How to Support Others
- Remember that suffering isn’t always visible. People that appear to be doing OK might be struggling inside. If their suffering does manifest externally, it might present as irritability. Cultivate compassion for the co-worker in a bad mood or the person who cuts you in line and make a point of checking in with the loved ones in your life.
- Lead by example. Having the courage to talk openly about your own mental health creates an environment where other people will feel more comfortable opening up when they need help. When you mention in casual conversation that you see a therapist or are honest when people ask you how you’re doing, it paves the way for others to do the same.
- Be sincere when you check in with people. When you ask someone how they’re doing, make it clear that you really want to know the answer. If someone’s answer feels perfunctory, follow up with “How are you really?” or “Is there anything else you’d like to share?”
- Practice supportive listening. When people are sharing something important to them, practice listening with empathy. All that means, says Vortherms, is listening for how people are feeling and mirroring it back to them with a sound or gesture to let them know you heard and understand them — even if you don’t agree.
- Address racialized trauma. In his book My Grandmother’s Hands, New York Times best-selling author and therapist Resmaa Menakem says that to heal racialized trauma in society we first must start with ourselves. Menakem explains that the origins of violence against Black bodies in the present day date back to white-on-white violence in medieval Europe, and that the latest research in epigenetics shows that memories of trauma are passed from a mother to her children for up to 14 generations. In other words, all bodies have racialized trauma that needs to be metabolized, says Menakem. His book offers simple exercises people can do at home to begin to heal themselves and our society.
Mental Health and Life Time
At Life Time, we positively impact the mental health of the communities we serve by empowering people to live a healthy way of life. “Mental health is and always has been important to Life Time,” says Pettrone Swalve. “It’s embedded in our mission.”

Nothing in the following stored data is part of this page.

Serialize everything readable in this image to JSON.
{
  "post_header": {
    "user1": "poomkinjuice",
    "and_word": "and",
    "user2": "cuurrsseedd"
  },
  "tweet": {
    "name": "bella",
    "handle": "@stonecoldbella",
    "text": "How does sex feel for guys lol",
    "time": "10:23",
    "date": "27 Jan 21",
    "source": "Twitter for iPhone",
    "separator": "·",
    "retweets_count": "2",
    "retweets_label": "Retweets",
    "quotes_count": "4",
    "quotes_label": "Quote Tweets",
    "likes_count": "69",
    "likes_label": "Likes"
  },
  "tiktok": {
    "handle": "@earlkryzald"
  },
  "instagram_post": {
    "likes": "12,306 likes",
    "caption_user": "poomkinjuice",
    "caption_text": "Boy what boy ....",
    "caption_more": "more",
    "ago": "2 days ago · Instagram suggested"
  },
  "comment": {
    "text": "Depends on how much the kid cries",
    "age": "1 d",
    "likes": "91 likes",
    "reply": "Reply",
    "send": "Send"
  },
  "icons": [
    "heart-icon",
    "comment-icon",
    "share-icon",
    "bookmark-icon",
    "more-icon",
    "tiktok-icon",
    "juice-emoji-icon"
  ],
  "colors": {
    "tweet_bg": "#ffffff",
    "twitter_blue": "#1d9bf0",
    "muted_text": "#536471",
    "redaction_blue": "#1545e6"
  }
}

As mental-health resources go — especially free ones — few are more powerful than exercise. The relationship between physical activity and mental-health markers such as depression, anxiety, self-esteem, and cognitive function are well-documented says Anika Christ, RD, CPT, director of client optimization at Life Time. Put simply, exercise is “the best drug on the planet.”

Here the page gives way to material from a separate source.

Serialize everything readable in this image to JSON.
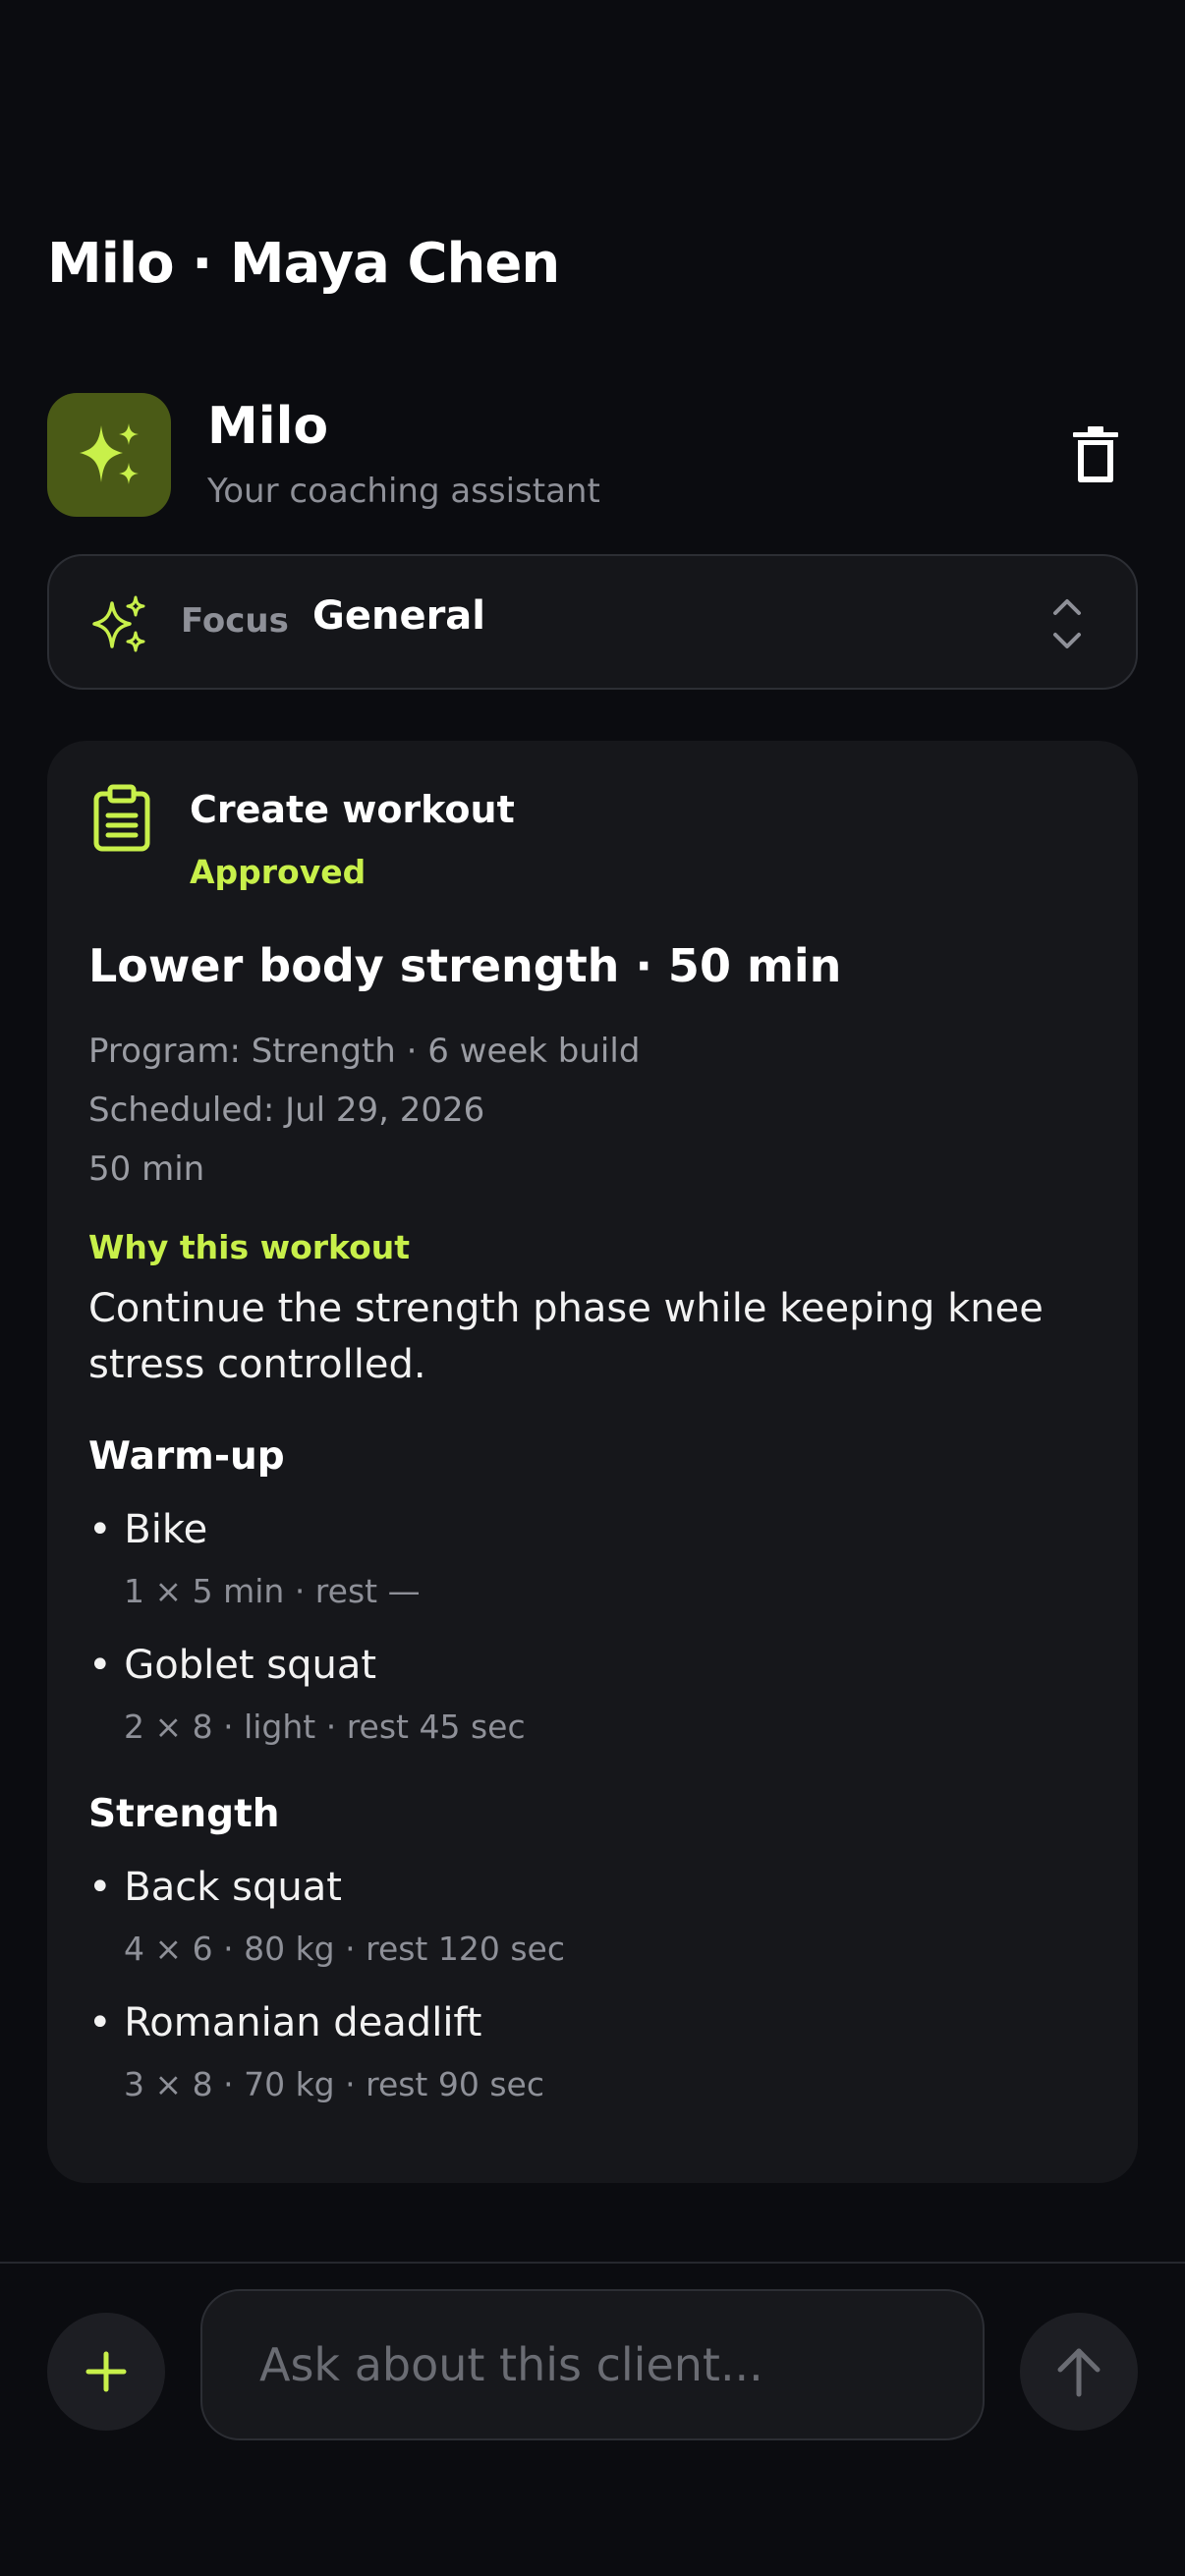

Beyond movement, Life Time also addresses the various factors that influence a healthy lifestyle, including recovery, stress management and adequate sleep, mood and energy, and strong social connections.
“Our approach is naturally and intentionally focused on creating safe spaces for communities to grow,” says Pettrone Swalve. “Research shows that when you’re able to interact with others who are concerned about and invested in your well-being, your own confidence and self-value goes up.”
The healthy way of life is an ever-expanding, ever-evolving definition, says Pettrone Swalve, and it will continue to expand and change as our members come to us seeking new services and programs that support their healthy-living journeys.